The referendum also saw a revival of grassroots campaigning in communities that have not seen active politics since the anti-poll tax campaign.

Jonathon Shafi is co-founder of the Radical Independence Campaign, which organised thousands of people in ‘mass canvasses’, targeting working class communities to register voters and make the radical Yes case. Shafi believes the return of grassroots politics to Scotland has shaken politicians out of their comfort zone.

“The referendum process engaged an enormous section of Scottish society, including huge numbers of people who had been previously alienated from politics,” Shafi says. “Now that so many people are tuned in to social, economic and political issues, the politicians have to be quicker on their feet.

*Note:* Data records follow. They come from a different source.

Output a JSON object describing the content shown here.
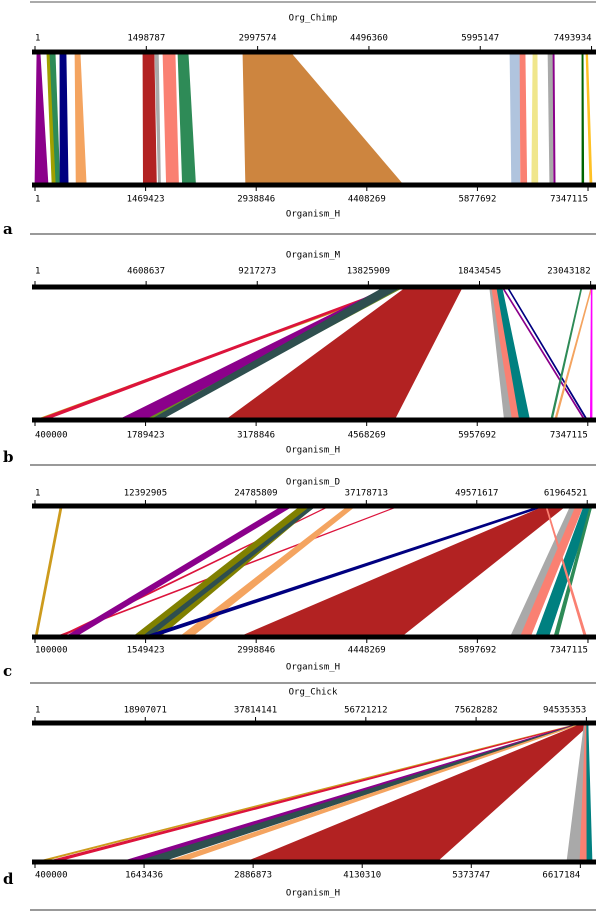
{
  "chart_data": [
    {
      "type": "synteny",
      "panel": "a",
      "top_label": "Org_Chimp",
      "bottom_label": "Organism_H",
      "top_xlim": [
        1,
        7500000
      ],
      "top_xticks": [
        1,
        1498787,
        2997574,
        4496360,
        5995147,
        7493934
      ],
      "bottom_xlim": [
        1,
        7400000
      ],
      "bottom_xticks": [
        1,
        1469423,
        2938846,
        4408269,
        5877692,
        7347115
      ],
      "links": [
        {
          "color": "#8b008b",
          "top": [
            27000,
            67000
          ],
          "bottom": [
            1,
            173000
          ]
        },
        {
          "color": "#a0a000",
          "top": [
            160000,
            200000
          ],
          "bottom": [
            227000,
            280000
          ]
        },
        {
          "color": "#2e8b57",
          "top": [
            200000,
            270000
          ],
          "bottom": [
            280000,
            330000
          ]
        },
        {
          "color": "#000080",
          "top": [
            336000,
            417000
          ],
          "bottom": [
            333000,
            440000
          ]
        },
        {
          "color": "#f4a460",
          "top": [
            539000,
            606000
          ],
          "bottom": [
            547000,
            680000
          ]
        },
        {
          "color": "#b22222",
          "top": [
            1454000,
            1602000
          ],
          "bottom": [
            1440000,
            1613000
          ]
        },
        {
          "color": "#a9a9a9",
          "top": [
            1615000,
            1660000
          ],
          "bottom": [
            1640000,
            1667000
          ]
        },
        {
          "color": "#fa8072",
          "top": [
            1723000,
            1885000
          ],
          "bottom": [
            1747000,
            1907000
          ]
        },
        {
          "color": "#2e8b57",
          "top": [
            1925000,
            2060000
          ],
          "bottom": [
            1960000,
            2133000
          ]
        },
        {
          "color": "#cd853f",
          "top": [
            2800000,
            3434000
          ],
          "bottom": [
            2800000,
            4893000
          ]
        },
        {
          "color": "#b0c4de",
          "top": [
            6396000,
            6531000
          ],
          "bottom": [
            6333000,
            6440000
          ]
        },
        {
          "color": "#fa8072",
          "top": [
            6531000,
            6598000
          ],
          "bottom": [
            6453000,
            6533000
          ]
        },
        {
          "color": "#f0e68c",
          "top": [
            6706000,
            6760000
          ],
          "bottom": [
            6600000,
            6680000
          ]
        },
        {
          "color": "#a9a9a9",
          "top": [
            6908000,
            6975000
          ],
          "bottom": [
            6840000,
            6880000
          ]
        },
        {
          "color": "#8b008b",
          "top": [
            6975000,
            6990000
          ],
          "bottom": [
            6893000,
            6910000
          ]
        },
        {
          "color": "#ffc125",
          "top": [
            7419000,
            7440000
          ],
          "bottom": [
            7373000,
            7400000
          ]
        },
        {
          "color": "#006400",
          "top": [
            7365000,
            7380000
          ],
          "bottom": [
            7267000,
            7290000
          ]
        }
      ]
    },
    {
      "type": "synteny",
      "panel": "b",
      "top_label": "Organism_M",
      "bottom_label": "Organism_H",
      "top_xlim": [
        1,
        23100000
      ],
      "top_xticks": [
        1,
        4608637,
        9217273,
        13825909,
        18434545,
        23043182
      ],
      "bottom_xlim": [
        400000,
        7400000
      ],
      "bottom_xticks": [
        400000,
        1789423,
        3178846,
        4568269,
        5957692,
        7347115
      ],
      "links": [
        {
          "color": "#cd9b1d",
          "top": [
            15084000,
            15294000
          ],
          "bottom": [
            400000,
            438000
          ]
        },
        {
          "color": "#dc143c",
          "top": [
            14900000,
            15084000
          ],
          "bottom": [
            425000,
            526000
          ]
        },
        {
          "color": "#8b008b",
          "top": [
            14581000,
            15084000
          ],
          "bottom": [
            1447000,
            1787000
          ]
        },
        {
          "color": "#6b8e23",
          "top": [
            15084000,
            15294000
          ],
          "bottom": [
            1787000,
            1913000
          ]
        },
        {
          "color": "#2f4f4f",
          "top": [
            14500000,
            15200000
          ],
          "bottom": [
            1850000,
            1976000
          ]
        },
        {
          "color": "#b22222",
          "top": [
            15419000,
            17724000
          ],
          "bottom": [
            2796000,
            4915000
          ]
        },
        {
          "color": "#a9a9a9",
          "top": [
            18856000,
            19066000
          ],
          "bottom": [
            6300000,
            6426000
          ]
        },
        {
          "color": "#fa8072",
          "top": [
            18940000,
            19150000
          ],
          "bottom": [
            6400000,
            6490000
          ]
        },
        {
          "color": "#008080",
          "top": [
            19150000,
            19360000
          ],
          "bottom": [
            6490000,
            6616000
          ]
        },
        {
          "color": "#000080",
          "top": [
            19570000,
            19610000
          ],
          "bottom": [
            7330000,
            7345000
          ]
        },
        {
          "color": "#8b008b",
          "top": [
            19360000,
            19400000
          ],
          "bottom": [
            7300000,
            7315000
          ]
        },
        {
          "color": "#2e8b57",
          "top": [
            22650000,
            22690000
          ],
          "bottom": [
            6880000,
            6900000
          ]
        },
        {
          "color": "#f4a460",
          "top": [
            23070000,
            23100000
          ],
          "bottom": [
            6930000,
            6950000
          ]
        },
        {
          "color": "#ff00ff",
          "top": [
            23070000,
            23100000
          ],
          "bottom": [
            7380000,
            7400000
          ]
        }
      ]
    },
    {
      "type": "synteny",
      "panel": "c",
      "top_label": "Organism_D",
      "bottom_label": "Organism_H",
      "top_xlim": [
        1,
        62500000
      ],
      "top_xticks": [
        1,
        12392905,
        24785809,
        37178713,
        49571617,
        61964521
      ],
      "bottom_xlim": [
        100000,
        7400000
      ],
      "bottom_xticks": [
        100000,
        1549423,
        2998846,
        4448269,
        5897692,
        7347115
      ],
      "links": [
        {
          "color": "#cd9b1d",
          "top": [
            2835000,
            3062000
          ],
          "bottom": [
            100000,
            126000
          ]
        },
        {
          "color": "#dc143c",
          "top": [
            40800000,
            40900000
          ],
          "bottom": [
            360000,
            400000
          ]
        },
        {
          "color": "#dc143c",
          "top": [
            33000000,
            33100000
          ],
          "bottom": [
            400000,
            440000
          ]
        },
        {
          "color": "#8b008b",
          "top": [
            27783000,
            28917000
          ],
          "bottom": [
            492000,
            622000
          ]
        },
        {
          "color": "#808000",
          "top": [
            29824000,
            31411000
          ],
          "bottom": [
            1380000,
            1732000
          ]
        },
        {
          "color": "#2f4f4f",
          "top": [
            31000000,
            31500000
          ],
          "bottom": [
            1500000,
            1600000
          ]
        },
        {
          "color": "#f4a460",
          "top": [
            35154000,
            35948000
          ],
          "bottom": [
            1993000,
            2150000
          ]
        },
        {
          "color": "#000080",
          "top": [
            56700000,
            57300000
          ],
          "bottom": [
            1510000,
            1640000
          ]
        },
        {
          "color": "#b22222",
          "top": [
            57267000,
            59535000
          ],
          "bottom": [
            2777000,
            4892000
          ]
        },
        {
          "color": "#a9a9a9",
          "top": [
            60100000,
            61200000
          ],
          "bottom": [
            6330000,
            6530000
          ]
        },
        {
          "color": "#fa8072",
          "top": [
            60700000,
            61500000
          ],
          "bottom": [
            6460000,
            6590000
          ]
        },
        {
          "color": "#008080",
          "top": [
            61600000,
            62500000
          ],
          "bottom": [
            6660000,
            6830000
          ]
        },
        {
          "color": "#2e8b57",
          "top": [
            62300000,
            62500000
          ],
          "bottom": [
            6900000,
            6950000
          ]
        },
        {
          "color": "#fa8072",
          "top": [
            57300000,
            57400000
          ],
          "bottom": [
            7300000,
            7330000
          ]
        }
      ]
    },
    {
      "type": "synteny",
      "panel": "d",
      "top_label": "Org_Chick",
      "bottom_label": "Organism_H",
      "top_xlim": [
        1,
        95500000
      ],
      "top_xticks": [
        1,
        18907071,
        37814141,
        56721212,
        75628282,
        94535353
      ],
      "bottom_xlim": [
        400000,
        6750000
      ],
      "bottom_xticks": [
        400000,
        1643436,
        2886873,
        4130310,
        5373747,
        6617184
      ],
      "links": [
        {
          "color": "#cd9b1d",
          "top": [
            93700000,
            93900000
          ],
          "bottom": [
            400000,
            457000
          ]
        },
        {
          "color": "#dc143c",
          "top": [
            93900000,
            94000000
          ],
          "bottom": [
            514000,
            629000
          ]
        },
        {
          "color": "#8b008b",
          "top": [
            93582000,
            93755000
          ],
          "bottom": [
            1373000,
            1544000
          ]
        },
        {
          "color": "#2f4f4f",
          "top": [
            93755000,
            93900000
          ],
          "bottom": [
            1544000,
            1830000
          ]
        },
        {
          "color": "#f4a460",
          "top": [
            93900000,
            94100000
          ],
          "bottom": [
            1887000,
            2060000
          ]
        },
        {
          "color": "#b22222",
          "top": [
            94102000,
            95316000
          ],
          "bottom": [
            2803000,
            4976000
          ]
        },
        {
          "color": "#a9a9a9",
          "top": [
            94200000,
            94400000
          ],
          "bottom": [
            6464000,
            6613000
          ]
        },
        {
          "color": "#fa8072",
          "top": [
            94400000,
            94600000
          ],
          "bottom": [
            6613000,
            6693000
          ]
        },
        {
          "color": "#008080",
          "top": [
            94600000,
            94800000
          ],
          "bottom": [
            6693000,
            6750000
          ]
        }
      ]
    }
  ]
}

“Formal politics is no longer the sole purview of the politicos and the corporations, but a general interest among an engaged citizenry. Even the SNP, despite their surge in membership, is not immune to this.

“The essence of the independence movement was social change, and as the months and years pass, any political party that fails to match this aspiration is on a slippery slope,” Shafi adds.

What next? The Scottish Government’s proposals for radical land reform directly target some of the most entrenched vested interests in Scottish society; the lairds who have owned Scotland’s land for hundreds of years. The Tories have joined the lobby group Scottish Landowners & Estates in a rear guard action to protect the wealth and property of some of Scotland’s richest landowners, but they too face the renewed vigour of the progressive grassroots movement.

A conference was held on 24 January by land reform campaigners, and the Scottish Land Action Movement (Slam) has been launched to push the reforms through, and argue for more radical changes. Already, Scottish Labour have committed to supporting the Scottish Government’s proposals.

Returning the land to the people may be yet another legacy of Scotland’s independence campaign, and yet another defeat of the professional lobbyists and their big business friends.